Pese a los esfuerzos de Sheila Graham, Fitzgerald solo tuvo una mujer en su vida, y esa mujer fue Zelda, con la que además tuvo una hija, Scottie, que fue como un sol en aquella relación que terminó por deteriorarse y que Hemingway ya vaticina su fin en París era una fiesta, que a mi me parece uno de los mejores libros del escritor aunque no sea ni un cuento ni una novela de ficción.

El autor de El gran Gatsb y animó a su esposa Zelda que escribiera. De hecho, no fue una mala escritora una mujer que, antes de que se le fuera la cabeza, era el alma de las fiestas locas, locas y locas de aquella década que tuvo el jazz como banda sonora.

“Puedes acariciar a la gente con palabras” dijo Scott Fitzgerald, también “Ven, bésame y olvidémonos de todo”, que es una solución infalible para evitar malos encuentros, rollos que se deterioran, aventuras que dejan de volar…

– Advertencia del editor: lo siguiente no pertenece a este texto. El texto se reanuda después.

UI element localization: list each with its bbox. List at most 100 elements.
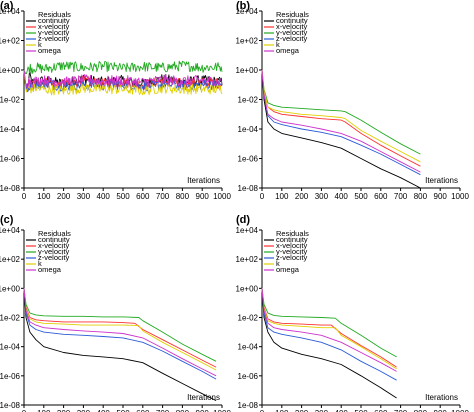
series-line-continuity: [23, 288, 217, 402]
x-tick-label: 900: [196, 409, 210, 412]
chart-panel-1: (a) 1e-08 1e-06 1e-04 1e-02 1e+00 1e+02 1e+04 0 1…: [0, 0, 231, 201]
legend-entry: y-velocity: [276, 247, 308, 256]
legend-entry: k: [276, 259, 280, 268]
legend-entry: z-velocity: [38, 34, 70, 43]
x-tick-label: 1000: [451, 409, 469, 412]
x-tick-label: 600: [136, 192, 150, 201]
series-line-k: [261, 69, 421, 163]
x-tick-label: 0: [22, 409, 27, 412]
y-tick-label: 1e-02: [0, 314, 21, 323]
x-tick-label: 500: [354, 409, 368, 412]
x-tick-label: 100: [275, 192, 289, 201]
y-tick-label: 1e+00: [236, 284, 259, 293]
x-tick-label: 300: [77, 192, 91, 201]
x-tick-label: 300: [77, 409, 91, 412]
x-tick-label: 200: [295, 409, 309, 412]
legend-entry: z-velocity: [276, 253, 308, 262]
x-tick-label: 400: [97, 192, 111, 201]
legend-entry: x-velocity: [38, 241, 70, 250]
legend-entry: continuity: [38, 235, 70, 244]
y-tick-label: 1e+04: [0, 7, 21, 16]
y-tick-label: 1e+00: [0, 284, 21, 293]
x-tick-label: 500: [354, 192, 368, 201]
x-tick-label: 700: [156, 409, 170, 412]
series-line-k: [261, 288, 397, 370]
x-tick-label: 800: [414, 409, 428, 412]
x-tick-label: 1000: [451, 192, 469, 201]
series-line-z-velocity: [23, 288, 217, 380]
legend-entry: k: [38, 259, 42, 268]
x-tick-label: 600: [374, 409, 388, 412]
series-line-continuity: [261, 69, 421, 189]
legend-entry: omega: [38, 46, 62, 55]
series-line-omega: [23, 69, 223, 89]
x-tick-label: 1000: [213, 192, 231, 201]
y-tick-label: 1e-06: [0, 372, 21, 381]
panel-label: (b): [236, 0, 250, 12]
x-tick-label: 600: [136, 409, 150, 412]
x-tick-label: 600: [374, 192, 388, 201]
y-tick-label: 1e+04: [236, 7, 259, 16]
x-tick-label: 500: [116, 409, 130, 412]
legend-entry: y-velocity: [38, 247, 70, 256]
x-tick-label: 1000: [213, 409, 231, 412]
legend-entry: continuity: [276, 235, 308, 244]
y-tick-label: 1e-02: [238, 96, 259, 105]
x-tick-label: 500: [116, 192, 130, 201]
y-tick-label: 1e-08: [238, 401, 259, 410]
legend-entry: y-velocity: [38, 28, 70, 37]
series-line-y-velocity: [261, 288, 397, 358]
legend-entry: omega: [276, 46, 300, 55]
x-tick-label: 0: [22, 192, 27, 201]
x-tick-label: 900: [434, 409, 448, 412]
y-tick-label: 1e-04: [0, 343, 21, 352]
y-tick-label: 1e-04: [238, 343, 259, 352]
x-tick-label: 200: [57, 192, 71, 201]
x-axis-label: Iterations: [187, 393, 220, 402]
x-tick-label: 900: [434, 192, 448, 201]
legend-entry: k: [38, 40, 42, 49]
x-tick-label: 700: [394, 192, 408, 201]
x-tick-label: 800: [176, 409, 190, 412]
panel-label: (d): [236, 214, 250, 226]
x-tick-label: 300: [315, 192, 329, 201]
y-tick-label: 1e-08: [238, 184, 259, 193]
x-tick-label: 700: [394, 409, 408, 412]
x-tick-label: 100: [37, 409, 51, 412]
legend-entry: x-velocity: [276, 241, 308, 250]
y-tick-label: 1e-06: [0, 155, 21, 164]
series-line-x-velocity: [23, 288, 217, 368]
x-tick-label: 100: [37, 192, 51, 201]
y-tick-label: 1e-06: [238, 372, 259, 381]
panel-label: (a): [0, 0, 14, 12]
chart-panel-3: (c) 1e-08 1e-06 1e-04 1e-02 1e+00 1e+02 1e+04 0 1…: [0, 214, 231, 412]
y-tick-label: 1e-02: [0, 96, 21, 105]
y-tick-label: 1e+00: [0, 66, 21, 75]
legend-entry: continuity: [276, 16, 308, 25]
y-tick-label: 1e+04: [0, 226, 21, 235]
legend-entry: omega: [38, 265, 62, 274]
series-line-k: [23, 288, 217, 371]
x-tick-label: 200: [295, 192, 309, 201]
x-tick-label: 700: [156, 192, 170, 201]
legend-entry: x-velocity: [38, 22, 70, 31]
y-tick-label: 1e-08: [0, 401, 21, 410]
y-tick-label: 1e-06: [238, 155, 259, 164]
series-line-k: [23, 69, 223, 96]
y-tick-label: 1e+02: [236, 255, 259, 264]
series-line-y-velocity: [261, 69, 421, 155]
y-tick-label: 1e+02: [0, 37, 21, 46]
y-tick-label: 1e+02: [236, 37, 259, 46]
panel-label: (c): [0, 214, 14, 226]
x-tick-label: 900: [196, 192, 210, 201]
legend-title: Residuals: [276, 10, 309, 19]
legend-entry: continuity: [38, 16, 70, 25]
x-tick-label: 0: [260, 192, 265, 201]
y-tick-label: 1e-04: [238, 125, 259, 134]
series-line-omega: [23, 288, 217, 377]
series-line-omega: [261, 288, 397, 372]
series-line-y-velocity: [23, 288, 217, 362]
series-line-continuity: [261, 288, 397, 399]
series-line-z-velocity: [261, 288, 397, 381]
x-tick-label: 200: [57, 409, 71, 412]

Mi aprecio por Scott Fitzgerald es tan gran que sé que es uno de los míos. Y es que resulta, efectivamente, de los míos. Con él aprendí a observar las cosas con otros espejuelos, dándome cuenta la mayor parte de las veces que todas las épocas son igual y que solo el amor las hace soportables porque Fitzgerald, además de ser la voz que hizo eterna a una generación también fue clave para la que pertenezco… Vivimos un tiempo que nos hizo creer que el mundo sería nuestro y nos levantamos tiempo después es un escenario que poco o nada tenía que ver con aquella felicidad que marcó nuestra existencia.

Nadie le dijo a la generación de Scott Fitzgerald como a la que pertenezco que así, con la rapidez de un chasquido, se nos iría tan pronto la juventud, la vida… Y que lo que somos es tan solo un soplo o, como escribió Hemingway, el polvo en las alas de una mariposa.